Hopefully, you’ve already shared the good news, but if you haven’t told anyone at work yet, make sure to give your recommenders the respect and gratitude they deserve by giving them priority in the list of people you have to tell.
- Get a room!
If you work in an environment filled with cubicles, book time in a conference room with your boss. You don’t want your nosy neighbor to hear your entire conversation and share the news with your boss’s boss before the conversation is even over!
- Research HR policies.
A leave of absence provides some nice benefits for both you and your past employer. Many leave of absence policies allow you to continue to pay discounted insurance premiums, carry forward your years of service if you return, and keep a door open to a position at your past employer if the internship search isn’t fruitful. Look at it as an option, not a commitment.

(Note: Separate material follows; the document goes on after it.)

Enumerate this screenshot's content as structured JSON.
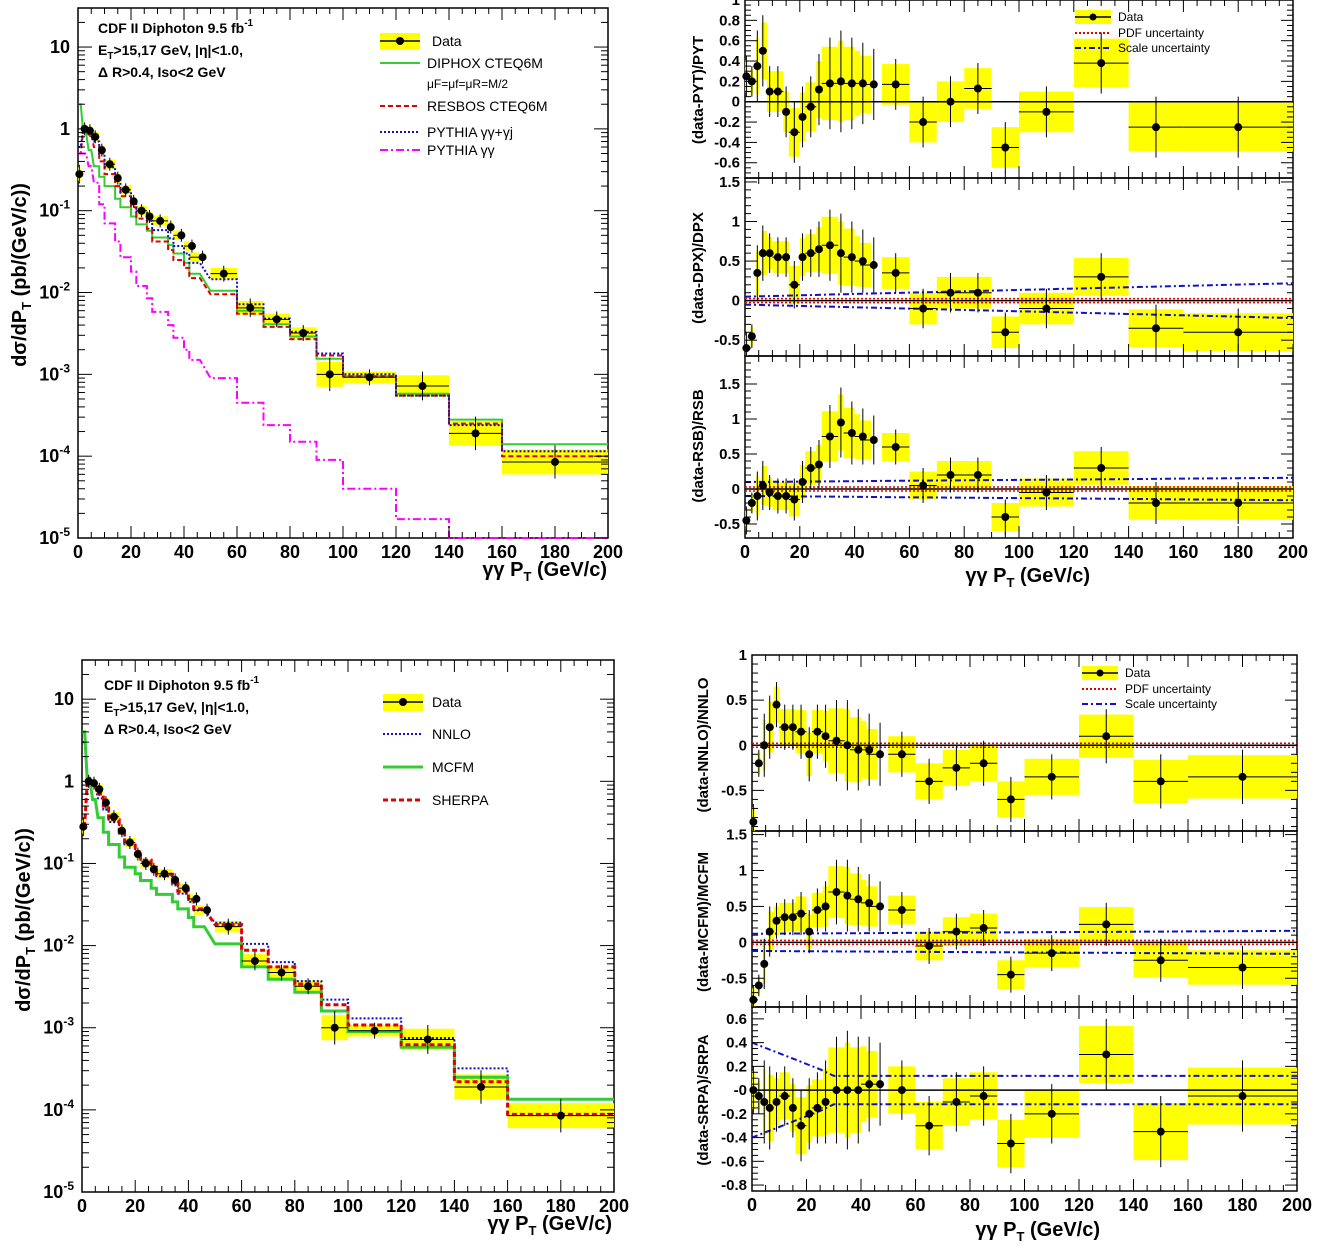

In terms of your employer, many organizations will be sad to see you go and will often be willing to extend this courtesy to encourage your future, highly educated self to return.
- Be prepared to answer unexpected questions.

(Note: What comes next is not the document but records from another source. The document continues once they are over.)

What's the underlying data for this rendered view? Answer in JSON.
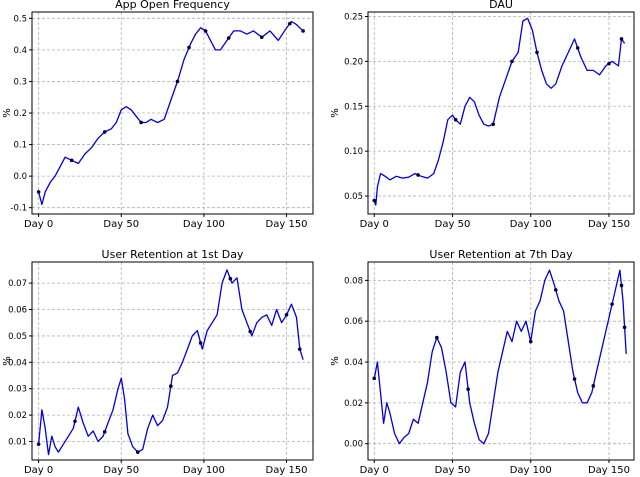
{
  "figure": {
    "colors": {
      "line": "#0000dd",
      "marker": "#000033",
      "grid": "#b0b0b0",
      "axis": "#000000"
    }
  },
  "chart_data": [
    {
      "type": "line",
      "title": "App Open Frequency",
      "ylabel": "%",
      "xlabel": "",
      "xticks": [
        "Day 0",
        "Day 50",
        "Day 100",
        "Day 150"
      ],
      "xtick_values": [
        0,
        50,
        100,
        150
      ],
      "yticks": [
        "-0.1",
        "0.0",
        "0.1",
        "0.2",
        "0.3",
        "0.4",
        "0.5"
      ],
      "ytick_values": [
        -0.1,
        0.0,
        0.1,
        0.2,
        0.3,
        0.4,
        0.5
      ],
      "xlim": [
        -4,
        166
      ],
      "ylim": [
        -0.12,
        0.52
      ],
      "grid": true,
      "x": [
        0,
        2,
        4,
        7,
        10,
        13,
        16,
        20,
        24,
        28,
        32,
        36,
        40,
        44,
        47,
        50,
        53,
        56,
        59,
        62,
        65,
        68,
        72,
        76,
        80,
        84,
        88,
        92,
        95,
        98,
        101,
        104,
        107,
        110,
        114,
        118,
        122,
        126,
        130,
        135,
        140,
        145,
        150,
        153,
        156,
        158,
        160
      ],
      "values": [
        -0.05,
        -0.09,
        -0.05,
        -0.02,
        0.0,
        0.03,
        0.06,
        0.05,
        0.04,
        0.07,
        0.09,
        0.12,
        0.14,
        0.15,
        0.17,
        0.21,
        0.22,
        0.21,
        0.19,
        0.17,
        0.17,
        0.18,
        0.17,
        0.18,
        0.24,
        0.3,
        0.37,
        0.42,
        0.45,
        0.47,
        0.46,
        0.43,
        0.4,
        0.4,
        0.43,
        0.46,
        0.46,
        0.45,
        0.46,
        0.44,
        0.46,
        0.43,
        0.47,
        0.49,
        0.48,
        0.47,
        0.46
      ],
      "markers": [
        0,
        20,
        40,
        62,
        84,
        91,
        101,
        115,
        135,
        152,
        160
      ]
    },
    {
      "type": "line",
      "title": "DAU",
      "ylabel": "%",
      "xlabel": "",
      "xticks": [
        "Day 0",
        "Day 50",
        "Day 100",
        "Day 150"
      ],
      "xtick_values": [
        0,
        50,
        100,
        150
      ],
      "yticks": [
        "0.05",
        "0.10",
        "0.15",
        "0.20",
        "0.25"
      ],
      "ytick_values": [
        0.05,
        0.1,
        0.15,
        0.2,
        0.25
      ],
      "xlim": [
        -4,
        166
      ],
      "ylim": [
        0.03,
        0.255
      ],
      "grid": true,
      "x": [
        0,
        1,
        2,
        4,
        7,
        10,
        14,
        18,
        22,
        26,
        30,
        34,
        38,
        41,
        44,
        47,
        50,
        52,
        55,
        58,
        61,
        64,
        67,
        70,
        73,
        76,
        80,
        84,
        88,
        92,
        95,
        98,
        101,
        104,
        107,
        110,
        113,
        116,
        120,
        124,
        128,
        132,
        136,
        140,
        144,
        148,
        152,
        156,
        158,
        160
      ],
      "values": [
        0.045,
        0.04,
        0.06,
        0.075,
        0.072,
        0.068,
        0.072,
        0.07,
        0.071,
        0.075,
        0.072,
        0.07,
        0.075,
        0.09,
        0.11,
        0.135,
        0.14,
        0.135,
        0.13,
        0.15,
        0.16,
        0.155,
        0.14,
        0.13,
        0.128,
        0.13,
        0.16,
        0.18,
        0.2,
        0.21,
        0.245,
        0.248,
        0.235,
        0.21,
        0.19,
        0.175,
        0.17,
        0.175,
        0.195,
        0.21,
        0.225,
        0.205,
        0.19,
        0.19,
        0.185,
        0.195,
        0.2,
        0.195,
        0.225,
        0.22
      ],
      "markers": [
        0,
        28,
        52,
        76,
        88,
        104,
        130,
        150,
        158
      ]
    },
    {
      "type": "line",
      "title": "User Retention at 1st Day",
      "ylabel": "%",
      "xlabel": "",
      "xticks": [
        "Day 0",
        "Day 50",
        "Day 100",
        "Day 150"
      ],
      "xtick_values": [
        0,
        50,
        100,
        150
      ],
      "yticks": [
        "0.01",
        "0.02",
        "0.03",
        "0.04",
        "0.05",
        "0.06",
        "0.07"
      ],
      "ytick_values": [
        0.01,
        0.02,
        0.03,
        0.04,
        0.05,
        0.06,
        0.07
      ],
      "xlim": [
        -4,
        166
      ],
      "ylim": [
        0.003,
        0.078
      ],
      "grid": true,
      "x": [
        0,
        2,
        4,
        6,
        8,
        10,
        12,
        15,
        18,
        21,
        24,
        27,
        30,
        33,
        36,
        39,
        42,
        45,
        48,
        50,
        52,
        54,
        57,
        60,
        63,
        66,
        69,
        72,
        75,
        78,
        81,
        84,
        87,
        90,
        93,
        96,
        99,
        102,
        105,
        108,
        111,
        114,
        117,
        120,
        123,
        126,
        129,
        132,
        135,
        138,
        141,
        144,
        147,
        150,
        153,
        156,
        158,
        160
      ],
      "values": [
        0.009,
        0.022,
        0.015,
        0.005,
        0.012,
        0.008,
        0.006,
        0.009,
        0.012,
        0.015,
        0.023,
        0.017,
        0.012,
        0.014,
        0.01,
        0.012,
        0.017,
        0.022,
        0.03,
        0.034,
        0.026,
        0.013,
        0.008,
        0.006,
        0.007,
        0.015,
        0.02,
        0.016,
        0.018,
        0.023,
        0.035,
        0.036,
        0.04,
        0.045,
        0.05,
        0.052,
        0.045,
        0.052,
        0.055,
        0.058,
        0.07,
        0.075,
        0.07,
        0.072,
        0.06,
        0.055,
        0.05,
        0.055,
        0.057,
        0.058,
        0.054,
        0.06,
        0.055,
        0.058,
        0.062,
        0.057,
        0.045,
        0.041
      ],
      "markers": [
        0,
        22,
        40,
        60,
        80,
        98,
        116,
        128,
        150,
        158
      ]
    },
    {
      "type": "line",
      "title": "User Retention at 7th Day",
      "ylabel": "%",
      "xlabel": "",
      "xticks": [
        "Day 0",
        "Day 50",
        "Day 100",
        "Day 150"
      ],
      "xtick_values": [
        0,
        50,
        100,
        150
      ],
      "yticks": [
        "0.00",
        "0.02",
        "0.04",
        "0.06",
        "0.08"
      ],
      "ytick_values": [
        0.0,
        0.02,
        0.04,
        0.06,
        0.08
      ],
      "xlim": [
        -4,
        166
      ],
      "ylim": [
        -0.008,
        0.089
      ],
      "grid": true,
      "x": [
        0,
        2,
        4,
        6,
        8,
        10,
        13,
        16,
        19,
        22,
        25,
        28,
        31,
        34,
        37,
        40,
        43,
        46,
        49,
        52,
        55,
        58,
        61,
        64,
        67,
        70,
        73,
        76,
        79,
        82,
        85,
        88,
        91,
        94,
        97,
        100,
        103,
        106,
        109,
        112,
        115,
        118,
        121,
        124,
        127,
        130,
        133,
        136,
        139,
        142,
        145,
        148,
        151,
        154,
        157,
        159,
        161
      ],
      "values": [
        0.032,
        0.04,
        0.025,
        0.01,
        0.02,
        0.015,
        0.005,
        0.0,
        0.003,
        0.005,
        0.012,
        0.01,
        0.02,
        0.03,
        0.045,
        0.052,
        0.047,
        0.035,
        0.02,
        0.018,
        0.035,
        0.04,
        0.02,
        0.01,
        0.002,
        0.0,
        0.005,
        0.02,
        0.035,
        0.045,
        0.055,
        0.05,
        0.06,
        0.055,
        0.06,
        0.05,
        0.065,
        0.07,
        0.08,
        0.085,
        0.078,
        0.07,
        0.065,
        0.05,
        0.035,
        0.025,
        0.02,
        0.02,
        0.025,
        0.035,
        0.045,
        0.055,
        0.065,
        0.075,
        0.085,
        0.07,
        0.044
      ],
      "markers": [
        0,
        40,
        60,
        100,
        116,
        128,
        140,
        152,
        158,
        160
      ]
    }
  ]
}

Your education is important and that’s usually easy for others to understand. But, that doesn’t always mean you still won’t get questions. Here are a few that you should prepare to answer (from both your peers and managers): “Are you planning to return to the company/organization?”, “What will your significant other do while you’re going to school?”, “Was there something going on at our organization that is driving your decision to leave?”
- Give enough notice.
You need to have a clear deadline for your time at an organization – communicate it early and often so people know when you’re headed off to the next step in your career! And, you might need more time than the standard 2 weeks. You might be asked to find and train your replacement. You might have to work extra hard to wrap up a big project. In order to keep relationships solid, you want to consider giving your boss enough time to fill your position – at many large companies, 2 weeks isn’t quite long enough to fill your spot. Consider the following when thinking about how much notice to give: size of your organization, bureaucracy in hiring practices, level of responsibility in your job, time needed to train a replacement, proprietary data you have access to (often companies with highly confidential data will escort you out with 2 weeks paid to protect information).